Proposed Changes to Regulation D


Among the regulations governing hedge funds are the restrictions found in Regulation D of the Securities Act of 1933. Those restrictions allow hedge fund investment only from “accredited investors” who are defined as individuals with a minimum net worth of $1,000,000 or a minimum income of $200,000 in each of the last two years (for a couple, the minimum household income is $300,000 in each of the past two years) and a reasonable expectation of reaching the same level in the current year. In 2010 the Dodd-Frank Wall Street Reform Act (Dodd-Frank) revised the definition by excluding one’s primary residence from the net worth amount; however, aside from that revision, the qualifications have remained unchanged for over 30 years. Recently proposals have been introduced to further amend Regulation D.

Allowing for Inflation

Since the qualifying amounts to be an accredited investor have not changed since the 1980s, inflation has made those amounts less significant in terms of filtering out prospective investors and has in fact opened the doors to millions of such investors who now total 8.5 million. If the current amounts were to be adjusted for inflation—as per current proposals—it is estimated that the number of Americans who can qualify as accredited investors would drop to 3.75 million.

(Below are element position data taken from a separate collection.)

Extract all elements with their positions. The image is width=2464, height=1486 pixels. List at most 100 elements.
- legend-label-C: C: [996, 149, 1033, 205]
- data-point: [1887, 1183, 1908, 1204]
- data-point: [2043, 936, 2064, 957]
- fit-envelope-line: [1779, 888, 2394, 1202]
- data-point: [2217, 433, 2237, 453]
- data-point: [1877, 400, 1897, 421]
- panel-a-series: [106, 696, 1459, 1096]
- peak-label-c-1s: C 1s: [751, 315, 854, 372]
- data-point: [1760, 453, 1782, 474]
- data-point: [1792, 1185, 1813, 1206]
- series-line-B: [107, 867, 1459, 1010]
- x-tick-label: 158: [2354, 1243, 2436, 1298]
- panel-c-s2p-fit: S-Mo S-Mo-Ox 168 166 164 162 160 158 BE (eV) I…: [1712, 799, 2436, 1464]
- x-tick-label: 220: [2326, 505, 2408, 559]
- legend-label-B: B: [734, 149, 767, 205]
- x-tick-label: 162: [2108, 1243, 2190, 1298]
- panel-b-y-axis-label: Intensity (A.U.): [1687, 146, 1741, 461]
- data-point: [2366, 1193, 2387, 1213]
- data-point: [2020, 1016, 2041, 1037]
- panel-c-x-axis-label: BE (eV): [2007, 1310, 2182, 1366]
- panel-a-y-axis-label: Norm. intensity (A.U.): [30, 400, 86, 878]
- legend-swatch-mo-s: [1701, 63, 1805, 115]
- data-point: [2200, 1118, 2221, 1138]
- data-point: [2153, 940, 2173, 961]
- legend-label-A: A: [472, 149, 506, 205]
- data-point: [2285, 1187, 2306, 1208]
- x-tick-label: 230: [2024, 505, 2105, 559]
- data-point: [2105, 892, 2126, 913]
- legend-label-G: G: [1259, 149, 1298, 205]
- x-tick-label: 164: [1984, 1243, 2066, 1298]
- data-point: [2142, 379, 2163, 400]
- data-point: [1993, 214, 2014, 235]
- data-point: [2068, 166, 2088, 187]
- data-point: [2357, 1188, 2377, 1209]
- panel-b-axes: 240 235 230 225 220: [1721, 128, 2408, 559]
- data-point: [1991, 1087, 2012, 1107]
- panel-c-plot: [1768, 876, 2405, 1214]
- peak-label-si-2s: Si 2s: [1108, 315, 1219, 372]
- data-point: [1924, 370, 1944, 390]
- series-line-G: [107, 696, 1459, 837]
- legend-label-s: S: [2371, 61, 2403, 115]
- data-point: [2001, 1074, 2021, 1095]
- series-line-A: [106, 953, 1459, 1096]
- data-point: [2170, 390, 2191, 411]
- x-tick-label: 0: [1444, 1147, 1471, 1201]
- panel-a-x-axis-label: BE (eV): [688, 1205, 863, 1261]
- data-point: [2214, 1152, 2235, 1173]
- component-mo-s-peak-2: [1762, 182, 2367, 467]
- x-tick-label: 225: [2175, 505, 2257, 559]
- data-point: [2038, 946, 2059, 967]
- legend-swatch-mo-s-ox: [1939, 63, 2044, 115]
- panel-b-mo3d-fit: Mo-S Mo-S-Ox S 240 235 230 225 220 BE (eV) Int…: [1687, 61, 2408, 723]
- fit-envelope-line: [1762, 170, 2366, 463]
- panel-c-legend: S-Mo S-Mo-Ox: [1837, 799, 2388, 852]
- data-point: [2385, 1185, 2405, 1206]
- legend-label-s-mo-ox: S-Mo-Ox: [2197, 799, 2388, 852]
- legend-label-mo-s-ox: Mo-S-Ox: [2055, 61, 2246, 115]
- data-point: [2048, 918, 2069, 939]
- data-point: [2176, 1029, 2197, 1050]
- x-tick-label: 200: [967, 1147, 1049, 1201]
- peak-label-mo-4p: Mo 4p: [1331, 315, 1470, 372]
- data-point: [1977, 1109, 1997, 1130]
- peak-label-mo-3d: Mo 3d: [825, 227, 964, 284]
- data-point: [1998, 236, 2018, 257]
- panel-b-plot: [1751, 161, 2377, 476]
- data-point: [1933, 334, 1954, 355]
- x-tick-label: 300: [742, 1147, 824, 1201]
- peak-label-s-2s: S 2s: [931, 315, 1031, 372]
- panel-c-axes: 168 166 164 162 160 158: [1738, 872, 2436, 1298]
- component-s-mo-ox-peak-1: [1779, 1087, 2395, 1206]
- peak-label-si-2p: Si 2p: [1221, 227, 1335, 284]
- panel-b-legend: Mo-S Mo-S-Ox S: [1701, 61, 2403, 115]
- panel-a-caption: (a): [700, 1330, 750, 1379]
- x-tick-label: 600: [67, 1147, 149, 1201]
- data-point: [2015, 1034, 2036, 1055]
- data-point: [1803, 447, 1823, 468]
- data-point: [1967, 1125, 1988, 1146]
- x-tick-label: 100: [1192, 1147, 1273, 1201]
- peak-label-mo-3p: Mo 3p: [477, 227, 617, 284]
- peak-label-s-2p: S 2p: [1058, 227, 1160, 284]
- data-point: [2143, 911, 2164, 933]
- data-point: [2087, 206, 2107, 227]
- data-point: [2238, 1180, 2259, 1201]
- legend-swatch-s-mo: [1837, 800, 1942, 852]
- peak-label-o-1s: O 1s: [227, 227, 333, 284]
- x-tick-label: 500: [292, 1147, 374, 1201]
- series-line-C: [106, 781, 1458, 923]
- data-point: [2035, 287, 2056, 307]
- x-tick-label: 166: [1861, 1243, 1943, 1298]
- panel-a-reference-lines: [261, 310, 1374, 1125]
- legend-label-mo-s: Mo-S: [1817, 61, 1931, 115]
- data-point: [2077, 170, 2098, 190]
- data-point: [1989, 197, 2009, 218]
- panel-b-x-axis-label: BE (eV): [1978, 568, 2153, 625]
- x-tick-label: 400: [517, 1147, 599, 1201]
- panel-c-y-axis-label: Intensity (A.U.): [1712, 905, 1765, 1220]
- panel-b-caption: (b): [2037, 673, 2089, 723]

Heightened “Qualified Purchaser” Minimums

Under Dodd-Frank, authority was extended to the Securities and Exchange Commission to adjust the net worth and income standards for individuals. While banks and corporate entities must have a minimum of $5,000,000 in total assets, investors in the larger hedge funds must also meet the definition of a “qualified purchaser” under the Investment Company Act of 1940, which likewise requires individuals to have a minimum of $5,000,000 in investments.

Impact on Startups

The notion of reducing the number of accredited investors comes at a time when American entrepreneurship is just beginning to get a new kick start. Under the JOBS Act, startups are allowed to engage in general solicitation for investors which has resulted in a significant funding boost for hi-tech companies. By changing the definition of an accredited investor, the ranks of eligible investors for these initiatives would be greatly reduced. According to Steven Cinelli, a crowdfunding expert, “The accredited investor definition is an anachronism. Trying to morph an old law into the digital generation is an inherent waste of time, and focus should be spent on improving disclosures.”

Alternative Thresholds

The exclusionary nature of the current income and net worth tests have prompted some pundits to propose alternative standards relating to level of education or prior experience as an investor. Whether such criteria will serve as legitimate benchmarks to protect the unsophisticated investor is a matter still under review.